US startup Substrate claims to have developed a chipmaking tool that can compete with the advanced lithography tools manufactured by Netherlands-based ASML.
The company also announced it raised $100 million in a funding round, which valued it at $1 billion. The round saw participation from Peter Thiel’s Founders Fund, General Catalyst, Allen & Co., Long Journey Ventures, Valor Equity Partners, and the CIA-backed not-for-profit firm In-Q-Tel.
In an interview with the Wall Street Journal, Substrate co-founder and CEO James Proud – described by the outlet as a “protégé of investor Peter Thiel” – explained that the startup’s tool uses x-ray light to etch microscopic patterns onto silicon wafers – the process known as lithography.
“Our light source begins with radio-frequency cavities accelerating pulses of electrons using powerful electric fields. The electrons ride each successive wave, gaining energy and increasing their velocity to near the speed of light,” Substrate says on its website.
“To produce light, these charged, highly energetic electrons traverse a gauntlet of strong alternating magnetic fields, which force them to release their energy as bursts of brilliant, intense light. These bright pulses of light are transported and shaped by a succession of perfectly polished optics all the way to the silicon wafer.”
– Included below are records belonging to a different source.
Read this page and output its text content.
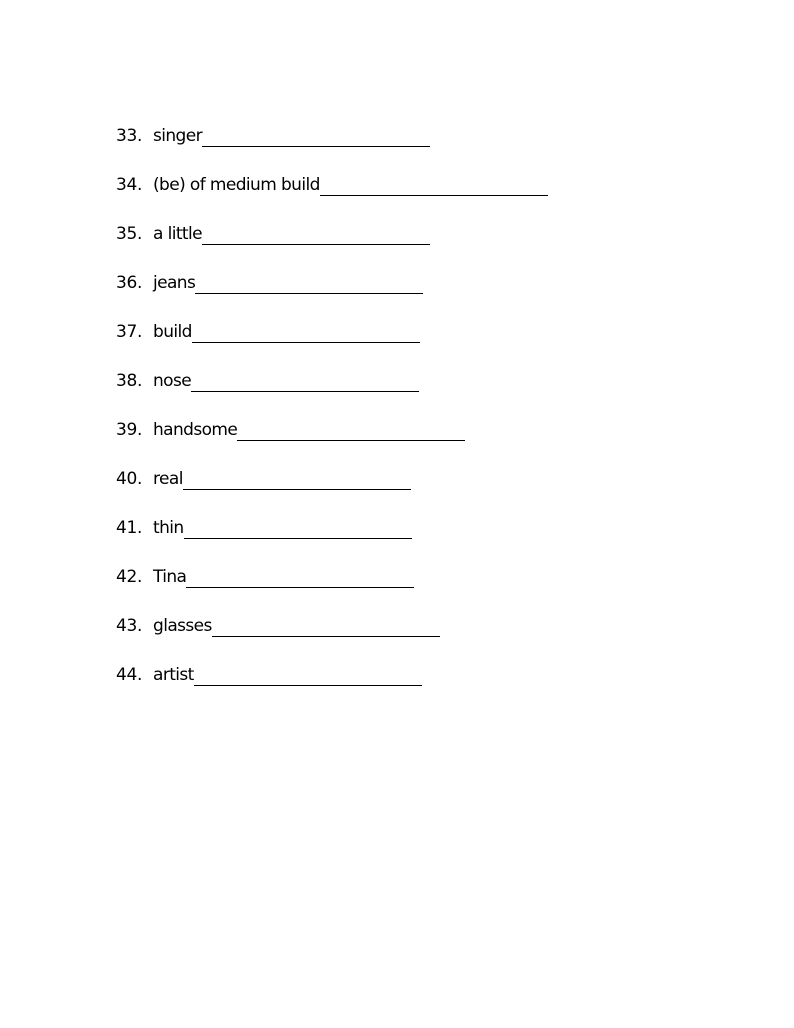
33. singer
34. (be) of medium build
35. a little
36. jeans
37. build
38. nose
39. handsome
40. real
41. thin
42. Tina
43. glasses
44. artist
Costing less to develop than ASML’s most advanced machines, which are priced at more than $350 million, Proud said the results demonstrated by Substrate are comparable to those produced by ASML’s technology, meaning the company could slash the costs associated with advanced lithography.
However, instead of supplying machines to chip manufacturers like ASML does, Proud said Substrate wants to establish its own network of semiconductor fabs that would be equipped with its own lithography machines. The company is aiming to be mass-producing chips by 2028 and reducing the cost of building fabs to “single-digit billions.”
At present, San Francisco-based Substrate has around 50 employees who have previously worked at companies including IBM, TSMC, Google, Applied Materials, and national laboratories.
Based in Eindhoven, the Netherlands, ASML is currently the sole global supplier of extreme ultraviolet lithography (EUV) photolithography machines, needed to make the most advanced 3nm and 5nm chips. The company has more than 40,000 workers.
Substrate is not the only group that has sought to challenge ASML by developing more cost-efficient or alternative approaches to lithography technology.
In August 2024, Japanese scientists published a simplified lithography method that used smaller EUV light sources and only required two mirrors instead of the traditional six, a technique that they claim consumes less than one-tenth the power of conventional EUV lithography machines.
That same year, Canon shipped its first nanoprint lithography machine to the Texas Institute for Electronics (TIE), touting the FPA-1200NZ2C tool as a low-cost alternative to ASML’s ultraviolet (EUV) and deep ultraviolet (DUV) photolithography technology. While the price of Canon’s machine was not made public, CEO Fujio Mitarai said the price would be “one digit less than ASML’s EUVs.”
Meanwhile, in the UK, the University of Southampton has opened the first electron-beam (e-beam) lithography facility in Europe. This technique uses a focused beam of electrons to create patterns in materials that are too small to fabricate with conventional photolithography.